Malaria remains a major global health challenge, with increasing resistance to current drugs and limited treatment options that selectively target infected red blood cells. This technology introduces synthetic antimicrobial peptides (AMPs) composed of leucine and lysine in D- and L- configurations. These peptides selectively penetrate and disrupt Plasmodium falciparum-infected red blood cells (Pf-iRBCs) without affecting healthy cells, offering a highly specific, non-toxic, and resistance-resilient therapeutic approach.
Applications
- Standalone treatment for malaria caused by Plasmodium falciparum
- Combination therapy with existing antimalarial drugs (e.g., artemisinin, chloroquine)
- Reduces transmission by targeting the P. falciparum membrane via a non-receptor mechanism with low resistance risk
Advantages
- Selectively targets infected red blood cells while sparing naïve RBCs
- Minimal hemolysis, with a promising IC50 in unpublished results
- Cholesterol-dependent, non-receptor-mediated mechanism ensures high specificity for Pf-iRBCs and lowers the risk of resistance development
- Compatible with drug conjugation for targeted delivery.

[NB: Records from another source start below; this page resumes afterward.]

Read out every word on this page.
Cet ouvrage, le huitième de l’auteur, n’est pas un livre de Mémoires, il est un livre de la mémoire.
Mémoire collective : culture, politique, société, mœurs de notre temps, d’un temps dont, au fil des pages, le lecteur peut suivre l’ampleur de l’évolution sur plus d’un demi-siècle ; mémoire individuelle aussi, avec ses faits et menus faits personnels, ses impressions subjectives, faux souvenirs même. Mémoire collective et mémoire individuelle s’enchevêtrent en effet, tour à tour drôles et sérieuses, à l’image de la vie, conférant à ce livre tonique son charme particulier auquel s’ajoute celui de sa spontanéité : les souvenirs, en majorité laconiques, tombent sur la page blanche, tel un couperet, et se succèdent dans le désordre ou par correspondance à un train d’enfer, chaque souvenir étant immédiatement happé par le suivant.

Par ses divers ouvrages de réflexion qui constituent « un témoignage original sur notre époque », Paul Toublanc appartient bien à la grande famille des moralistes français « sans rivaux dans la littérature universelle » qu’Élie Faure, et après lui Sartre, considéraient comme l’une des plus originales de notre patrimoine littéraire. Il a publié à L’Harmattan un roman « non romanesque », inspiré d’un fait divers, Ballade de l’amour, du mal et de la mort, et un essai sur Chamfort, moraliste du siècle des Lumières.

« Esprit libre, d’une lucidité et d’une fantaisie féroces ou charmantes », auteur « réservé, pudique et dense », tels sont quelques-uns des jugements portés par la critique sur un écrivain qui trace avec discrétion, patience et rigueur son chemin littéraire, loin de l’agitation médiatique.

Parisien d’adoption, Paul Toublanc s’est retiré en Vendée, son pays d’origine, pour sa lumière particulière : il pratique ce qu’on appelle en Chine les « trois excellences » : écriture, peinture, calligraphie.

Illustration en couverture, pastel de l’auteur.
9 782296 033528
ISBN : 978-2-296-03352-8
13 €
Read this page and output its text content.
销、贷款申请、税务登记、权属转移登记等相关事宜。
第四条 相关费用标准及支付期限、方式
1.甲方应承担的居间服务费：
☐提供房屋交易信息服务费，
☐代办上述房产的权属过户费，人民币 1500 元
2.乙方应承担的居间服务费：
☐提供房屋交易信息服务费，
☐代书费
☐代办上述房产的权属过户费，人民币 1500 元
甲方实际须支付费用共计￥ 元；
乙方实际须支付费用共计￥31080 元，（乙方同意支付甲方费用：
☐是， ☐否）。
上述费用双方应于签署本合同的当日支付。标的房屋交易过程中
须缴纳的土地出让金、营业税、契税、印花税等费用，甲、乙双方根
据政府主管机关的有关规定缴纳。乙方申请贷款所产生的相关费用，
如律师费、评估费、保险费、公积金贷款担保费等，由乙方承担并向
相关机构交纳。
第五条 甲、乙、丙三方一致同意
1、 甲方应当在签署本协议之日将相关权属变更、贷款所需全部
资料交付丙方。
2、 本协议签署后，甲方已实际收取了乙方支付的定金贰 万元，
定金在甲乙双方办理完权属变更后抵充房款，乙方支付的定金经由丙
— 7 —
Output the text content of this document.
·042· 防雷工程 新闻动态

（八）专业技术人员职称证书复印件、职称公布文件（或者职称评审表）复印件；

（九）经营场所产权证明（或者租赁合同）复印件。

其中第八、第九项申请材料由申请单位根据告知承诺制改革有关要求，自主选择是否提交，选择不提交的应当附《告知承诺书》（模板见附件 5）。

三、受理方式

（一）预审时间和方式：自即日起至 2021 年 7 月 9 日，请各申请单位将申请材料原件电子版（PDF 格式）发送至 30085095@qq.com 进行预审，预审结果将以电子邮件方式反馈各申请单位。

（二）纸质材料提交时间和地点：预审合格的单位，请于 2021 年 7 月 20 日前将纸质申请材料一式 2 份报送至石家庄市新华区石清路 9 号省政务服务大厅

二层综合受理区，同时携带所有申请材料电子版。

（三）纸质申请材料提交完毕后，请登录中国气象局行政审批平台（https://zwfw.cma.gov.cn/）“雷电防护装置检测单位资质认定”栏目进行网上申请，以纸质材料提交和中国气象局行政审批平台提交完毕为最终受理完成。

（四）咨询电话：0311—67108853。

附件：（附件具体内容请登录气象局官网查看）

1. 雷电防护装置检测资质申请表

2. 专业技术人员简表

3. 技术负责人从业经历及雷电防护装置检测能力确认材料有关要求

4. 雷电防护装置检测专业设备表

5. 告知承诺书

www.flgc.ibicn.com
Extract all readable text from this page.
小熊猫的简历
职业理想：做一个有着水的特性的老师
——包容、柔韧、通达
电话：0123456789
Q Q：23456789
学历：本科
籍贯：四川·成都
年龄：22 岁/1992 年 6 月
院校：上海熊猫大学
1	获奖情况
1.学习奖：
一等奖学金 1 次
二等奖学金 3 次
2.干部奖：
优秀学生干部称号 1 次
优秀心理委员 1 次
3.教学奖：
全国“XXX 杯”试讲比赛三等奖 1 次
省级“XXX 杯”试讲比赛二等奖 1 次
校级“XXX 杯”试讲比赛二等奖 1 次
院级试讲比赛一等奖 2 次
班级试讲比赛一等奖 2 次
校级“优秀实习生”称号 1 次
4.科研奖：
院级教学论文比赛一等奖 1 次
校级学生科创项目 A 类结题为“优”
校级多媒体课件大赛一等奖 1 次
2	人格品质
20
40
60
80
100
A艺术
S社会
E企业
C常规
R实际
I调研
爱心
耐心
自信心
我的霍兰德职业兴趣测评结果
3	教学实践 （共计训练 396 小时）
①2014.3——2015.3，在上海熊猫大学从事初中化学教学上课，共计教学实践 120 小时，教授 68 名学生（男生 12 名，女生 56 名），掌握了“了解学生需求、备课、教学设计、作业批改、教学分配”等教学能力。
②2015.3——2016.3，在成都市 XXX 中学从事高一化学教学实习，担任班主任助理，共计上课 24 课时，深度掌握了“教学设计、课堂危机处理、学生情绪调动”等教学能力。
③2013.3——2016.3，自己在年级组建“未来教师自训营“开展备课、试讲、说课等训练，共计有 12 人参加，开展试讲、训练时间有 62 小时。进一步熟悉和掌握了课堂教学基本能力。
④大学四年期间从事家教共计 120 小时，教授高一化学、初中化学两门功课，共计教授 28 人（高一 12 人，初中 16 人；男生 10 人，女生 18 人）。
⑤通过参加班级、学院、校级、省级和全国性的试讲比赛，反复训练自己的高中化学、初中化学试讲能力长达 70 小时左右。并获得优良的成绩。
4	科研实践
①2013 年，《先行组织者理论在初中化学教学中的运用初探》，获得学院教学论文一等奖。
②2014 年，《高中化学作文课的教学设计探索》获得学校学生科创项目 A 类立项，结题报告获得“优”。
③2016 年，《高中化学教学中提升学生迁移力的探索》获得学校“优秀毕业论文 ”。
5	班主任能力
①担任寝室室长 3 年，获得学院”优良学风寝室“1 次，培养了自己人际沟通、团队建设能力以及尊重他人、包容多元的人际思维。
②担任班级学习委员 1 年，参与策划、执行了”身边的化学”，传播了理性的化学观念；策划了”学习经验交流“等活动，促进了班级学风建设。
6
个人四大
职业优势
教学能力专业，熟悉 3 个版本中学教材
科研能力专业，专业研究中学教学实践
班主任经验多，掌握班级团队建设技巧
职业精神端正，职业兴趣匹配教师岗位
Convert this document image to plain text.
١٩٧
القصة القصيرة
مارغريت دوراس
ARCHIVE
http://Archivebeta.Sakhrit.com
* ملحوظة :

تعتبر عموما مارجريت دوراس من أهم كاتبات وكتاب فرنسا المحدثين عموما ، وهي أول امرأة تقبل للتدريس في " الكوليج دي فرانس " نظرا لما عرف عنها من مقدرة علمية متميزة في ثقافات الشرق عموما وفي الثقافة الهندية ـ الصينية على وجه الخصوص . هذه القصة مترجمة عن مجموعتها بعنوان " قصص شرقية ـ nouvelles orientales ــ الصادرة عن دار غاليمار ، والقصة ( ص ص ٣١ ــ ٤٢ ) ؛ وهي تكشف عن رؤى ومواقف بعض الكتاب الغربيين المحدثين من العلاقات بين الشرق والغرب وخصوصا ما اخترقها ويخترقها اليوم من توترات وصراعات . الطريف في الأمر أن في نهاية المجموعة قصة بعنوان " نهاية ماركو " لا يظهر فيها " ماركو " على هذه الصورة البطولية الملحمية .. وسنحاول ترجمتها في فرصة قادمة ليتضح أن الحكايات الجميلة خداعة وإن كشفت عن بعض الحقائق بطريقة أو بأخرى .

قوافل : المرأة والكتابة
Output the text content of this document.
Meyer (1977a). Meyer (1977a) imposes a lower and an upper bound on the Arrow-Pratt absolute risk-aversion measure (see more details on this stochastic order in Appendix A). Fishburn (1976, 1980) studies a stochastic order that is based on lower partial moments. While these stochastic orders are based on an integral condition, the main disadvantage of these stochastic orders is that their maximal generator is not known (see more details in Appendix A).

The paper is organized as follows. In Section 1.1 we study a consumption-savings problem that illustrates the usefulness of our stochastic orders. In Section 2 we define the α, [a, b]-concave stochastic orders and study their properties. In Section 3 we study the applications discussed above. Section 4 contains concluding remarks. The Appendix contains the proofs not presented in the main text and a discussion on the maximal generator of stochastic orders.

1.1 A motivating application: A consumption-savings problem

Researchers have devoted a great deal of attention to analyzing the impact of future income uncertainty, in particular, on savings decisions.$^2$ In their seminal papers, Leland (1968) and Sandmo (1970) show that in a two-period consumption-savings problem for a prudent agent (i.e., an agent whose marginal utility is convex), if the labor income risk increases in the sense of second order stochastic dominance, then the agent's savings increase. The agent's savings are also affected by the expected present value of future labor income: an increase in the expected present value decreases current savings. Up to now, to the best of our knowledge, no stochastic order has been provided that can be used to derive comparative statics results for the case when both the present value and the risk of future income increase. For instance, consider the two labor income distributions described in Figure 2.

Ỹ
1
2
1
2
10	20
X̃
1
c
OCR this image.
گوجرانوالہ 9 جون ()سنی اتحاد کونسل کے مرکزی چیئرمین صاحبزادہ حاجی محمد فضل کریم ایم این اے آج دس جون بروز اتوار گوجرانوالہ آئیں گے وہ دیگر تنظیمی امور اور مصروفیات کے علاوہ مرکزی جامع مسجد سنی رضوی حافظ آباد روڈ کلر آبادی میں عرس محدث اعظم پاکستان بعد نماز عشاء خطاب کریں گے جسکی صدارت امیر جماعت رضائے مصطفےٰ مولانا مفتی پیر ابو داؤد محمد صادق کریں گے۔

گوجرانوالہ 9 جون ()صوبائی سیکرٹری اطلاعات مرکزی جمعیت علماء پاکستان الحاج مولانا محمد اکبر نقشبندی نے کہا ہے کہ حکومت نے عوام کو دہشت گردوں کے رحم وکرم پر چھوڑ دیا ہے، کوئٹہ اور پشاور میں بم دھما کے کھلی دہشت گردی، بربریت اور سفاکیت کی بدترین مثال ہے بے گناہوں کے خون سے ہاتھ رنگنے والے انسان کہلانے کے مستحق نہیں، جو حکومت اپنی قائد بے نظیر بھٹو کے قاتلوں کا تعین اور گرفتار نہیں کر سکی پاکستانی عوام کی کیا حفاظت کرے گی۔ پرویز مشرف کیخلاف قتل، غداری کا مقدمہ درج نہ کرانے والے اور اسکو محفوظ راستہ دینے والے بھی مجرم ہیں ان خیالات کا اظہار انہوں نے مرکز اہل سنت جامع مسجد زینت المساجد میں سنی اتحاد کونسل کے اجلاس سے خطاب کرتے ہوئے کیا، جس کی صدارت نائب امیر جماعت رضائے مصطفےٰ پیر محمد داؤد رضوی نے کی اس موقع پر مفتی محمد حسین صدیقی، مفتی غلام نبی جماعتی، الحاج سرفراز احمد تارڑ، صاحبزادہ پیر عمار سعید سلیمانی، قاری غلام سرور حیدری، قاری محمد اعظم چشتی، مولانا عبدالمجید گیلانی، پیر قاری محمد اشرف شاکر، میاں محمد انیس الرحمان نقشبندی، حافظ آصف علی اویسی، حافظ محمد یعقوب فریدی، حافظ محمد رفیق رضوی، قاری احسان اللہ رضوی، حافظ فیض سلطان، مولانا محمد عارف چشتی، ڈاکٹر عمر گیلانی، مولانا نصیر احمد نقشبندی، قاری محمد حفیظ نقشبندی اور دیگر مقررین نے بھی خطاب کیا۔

Demonstrated potent in vitro activity against P.falciparum with clear selectivity and a favorable safety profile. Mechanism of action confirmed via flow cytometry, AFM, and biophysical assays. The initial IP was filed; further validation is underway for clinical translation.
Kiper E, Ben Hur D, et al. J Biol Chem. 2025;301(4):108298.
Anti-Pf AMPs selectively bind to Pf-iRBCs, with maximal binding appearing at the late trophozoite–schizont stage, 8 Hours post-treatment.